All of the actions were commenced in a state court and were removed by the defendants to this court, pursuant to 28 U.S.C. § 1441; removal jurisdiction is based upon diversity of citizenship. Each of the plaintiffs has moved to remand the actions to the state court, and each of the defendants has moved to dismiss, to transfer, or to stay. The plaintiffs’ motions will be considered first.

MOTIONS TO REMAND

The plaintiffs state that actions involving the same parties and arising out of the same transactions are pending in the circuit court for Milwaukee county and that such actions were filed prior to the commencement of the present ones. They contend that the instant actions were filed to enable them to make the specific assertion that the defendants failed to comply with certain provisions of the Wisconsin securities law, an allegation “inadvertently omitted” from the pleadings in the initial actions.

The plaintiffs argue that the present actions are “supplementary” ones and have no independent existence for removal purposes since they are “continuations of,” or were commenced “to add another element to,” the previously-filed state court actions. They assert that it is likely that all the actions will be consolidated if the present cases are remanded to the state court, and they argue that retention by this court of the cases now before it will result in “fractionalization” of the lawsuits, inconvenience to the parties, and added expense.

The plaintiffs also state in their briefs that commencement of separate actions, instead of amendment of the complaints in the original state court actions, was necessitated in part by the fact that an appeal has been taken from a decision with regard to jurisdiction in two of the state cases; the state court no longer has jurisdiction to hear a motion to amend, the plaintiffs argue, and the running of the statute of limitations precluded delay until after the resolution *399 of the appeal. Finally, the plaintiffs in case 71-C-476 declare that the requisite jurisdictional amount is lacking.

The plaintiffs’ argument that “supplementary” actions are not generally removable, even though diversity of citizenship and jurisdictional amount are present, finds support in 1A Moore’s Federal Practice |f 0.157 [4.-11], at 176 (1965), where it is stated:

“That an action is in form an independent suit is not determinative. It has been held that the Bondurant [v. Watson, 103 U.S. 201, 278, 281, 26 L.Ed. 447 (1880)] doctrine does not warrant removal where the now-plaintiff was in privity with the defendant in the original action and the matter now made the basis of the independent suit could have been pleaded in the prior original action; or, where proceedings at law and equity are distinct, the subsequent suit in equity is to complete or perfect the right adjudged at law.”

However, as the defendants point out, the question of whether a suit is “supplementary” arises most often in connection with actions which attempt to enforce or enjoin a prior state court decree. Furthermore, a distinction must be drawn between the proposition under discussion and the “separate and independent claim or cause of action” language of 28 U.S.C. § 1441(c). See 1A Moore’s Federal Practice, supra, at 171.
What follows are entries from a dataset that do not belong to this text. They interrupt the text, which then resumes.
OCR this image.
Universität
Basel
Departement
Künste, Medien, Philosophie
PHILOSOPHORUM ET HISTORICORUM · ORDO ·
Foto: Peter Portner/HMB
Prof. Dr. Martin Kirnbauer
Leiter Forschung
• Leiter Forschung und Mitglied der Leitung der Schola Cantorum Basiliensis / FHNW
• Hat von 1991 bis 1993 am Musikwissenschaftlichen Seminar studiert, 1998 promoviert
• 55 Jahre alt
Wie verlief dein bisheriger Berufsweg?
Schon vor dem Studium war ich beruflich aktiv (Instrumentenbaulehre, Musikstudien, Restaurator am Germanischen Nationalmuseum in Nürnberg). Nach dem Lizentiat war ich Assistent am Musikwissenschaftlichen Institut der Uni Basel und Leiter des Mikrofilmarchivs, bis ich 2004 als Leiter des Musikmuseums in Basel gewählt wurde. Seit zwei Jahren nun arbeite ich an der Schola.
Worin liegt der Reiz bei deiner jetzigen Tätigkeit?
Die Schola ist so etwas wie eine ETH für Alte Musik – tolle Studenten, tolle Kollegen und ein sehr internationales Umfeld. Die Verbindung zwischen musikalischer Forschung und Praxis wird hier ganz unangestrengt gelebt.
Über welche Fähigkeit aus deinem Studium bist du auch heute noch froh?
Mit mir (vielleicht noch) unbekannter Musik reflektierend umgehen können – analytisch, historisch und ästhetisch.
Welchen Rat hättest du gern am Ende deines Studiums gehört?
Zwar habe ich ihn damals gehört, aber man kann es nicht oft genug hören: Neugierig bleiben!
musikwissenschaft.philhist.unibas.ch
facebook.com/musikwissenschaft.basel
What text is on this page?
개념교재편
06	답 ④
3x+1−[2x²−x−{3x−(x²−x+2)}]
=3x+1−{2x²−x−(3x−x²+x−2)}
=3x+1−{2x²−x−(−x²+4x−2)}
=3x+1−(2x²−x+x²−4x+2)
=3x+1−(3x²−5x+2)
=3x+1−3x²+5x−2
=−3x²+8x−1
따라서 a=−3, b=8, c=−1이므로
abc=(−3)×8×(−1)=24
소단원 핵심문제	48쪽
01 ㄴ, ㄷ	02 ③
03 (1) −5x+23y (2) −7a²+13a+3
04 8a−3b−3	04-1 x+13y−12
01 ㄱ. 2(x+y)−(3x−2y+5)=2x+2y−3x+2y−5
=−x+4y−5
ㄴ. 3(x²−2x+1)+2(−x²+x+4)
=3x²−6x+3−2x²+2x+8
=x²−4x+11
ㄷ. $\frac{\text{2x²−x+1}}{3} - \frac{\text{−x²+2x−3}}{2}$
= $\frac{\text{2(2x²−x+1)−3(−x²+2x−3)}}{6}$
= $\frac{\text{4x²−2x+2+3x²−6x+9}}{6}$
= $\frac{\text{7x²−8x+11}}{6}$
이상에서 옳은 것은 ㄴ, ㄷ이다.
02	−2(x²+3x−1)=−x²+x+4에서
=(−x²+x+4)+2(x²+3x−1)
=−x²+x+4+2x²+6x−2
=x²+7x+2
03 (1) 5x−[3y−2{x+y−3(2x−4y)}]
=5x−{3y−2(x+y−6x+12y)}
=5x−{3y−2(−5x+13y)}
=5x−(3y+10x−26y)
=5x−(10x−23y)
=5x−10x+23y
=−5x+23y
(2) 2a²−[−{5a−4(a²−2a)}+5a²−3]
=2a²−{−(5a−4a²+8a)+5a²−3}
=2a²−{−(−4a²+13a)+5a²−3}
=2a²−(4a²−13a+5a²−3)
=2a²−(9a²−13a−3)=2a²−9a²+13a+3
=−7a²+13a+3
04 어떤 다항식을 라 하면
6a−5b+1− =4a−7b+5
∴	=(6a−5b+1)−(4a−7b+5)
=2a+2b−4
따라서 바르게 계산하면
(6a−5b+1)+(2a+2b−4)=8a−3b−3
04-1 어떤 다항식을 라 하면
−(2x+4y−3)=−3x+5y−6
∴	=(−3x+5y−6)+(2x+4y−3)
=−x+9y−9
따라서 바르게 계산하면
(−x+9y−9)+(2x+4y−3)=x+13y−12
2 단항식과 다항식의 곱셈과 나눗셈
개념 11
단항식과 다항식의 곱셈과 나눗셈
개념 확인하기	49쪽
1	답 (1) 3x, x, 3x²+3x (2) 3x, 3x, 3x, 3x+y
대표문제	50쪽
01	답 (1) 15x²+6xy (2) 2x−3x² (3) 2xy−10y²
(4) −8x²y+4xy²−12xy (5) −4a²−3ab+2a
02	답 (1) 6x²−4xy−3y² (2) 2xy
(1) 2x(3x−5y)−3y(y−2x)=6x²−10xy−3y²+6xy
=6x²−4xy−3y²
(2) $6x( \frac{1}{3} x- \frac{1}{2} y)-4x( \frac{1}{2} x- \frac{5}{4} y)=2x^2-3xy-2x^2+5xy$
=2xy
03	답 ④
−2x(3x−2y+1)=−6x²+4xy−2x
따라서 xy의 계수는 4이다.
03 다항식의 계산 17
In Roby v. Maine Central R. R., 243 F.Supp. 153 (N.H.1965), two New Hampshire citizens each brought separate actions in a state court against the estate of a New Hampshire citizen and against a railroad, a citizen of Maine, for damages arising out of a single automobile accident. When the railroad removed the actions against it, the plaintiffs moved to remand, arguing — by using the language of § 1441(c) — that none of the four actions had an existence independent from the others. The court denied the plaintiffs’ motions, stating (at page 155):

“. . . the court concludes that it should not recast the plaintiffs’ original pleadings, which presented no barriers to the railroad’s removal. To do so would deprive the railroad of a right conferred on it by statute to remove actions against it which involve diversity of citizenship and an amount in controversy exceeding $10,000.
“Plaintiffs were masters of their own pleadings; nothing forced them to bring separate writs against the railroad and against Bedard’s estate. It is settled that removability depends to a great extent on how the plaintiff draws his pleadings.”

See also Federal Savings & Loan Ins. Corp. v. Quinn, 419 F.2d 1014, 1019 (7th Cir. 1969); but see Fugard v. Thierry, 265 F.Supp. 743 (N.D.Ill.1967).

Regardless of the defendants’ motives in removing the instant actions, I am of the opinion that the motions to remand (except in ease 71-C-476, for reasons discussed below) must be denied. Notwithstanding the plaintiffs’ contention that the present cases involve the same parties and events as the original state court actions, I believe that the eases at bar are sufficiently independent to warrant their retention by this court.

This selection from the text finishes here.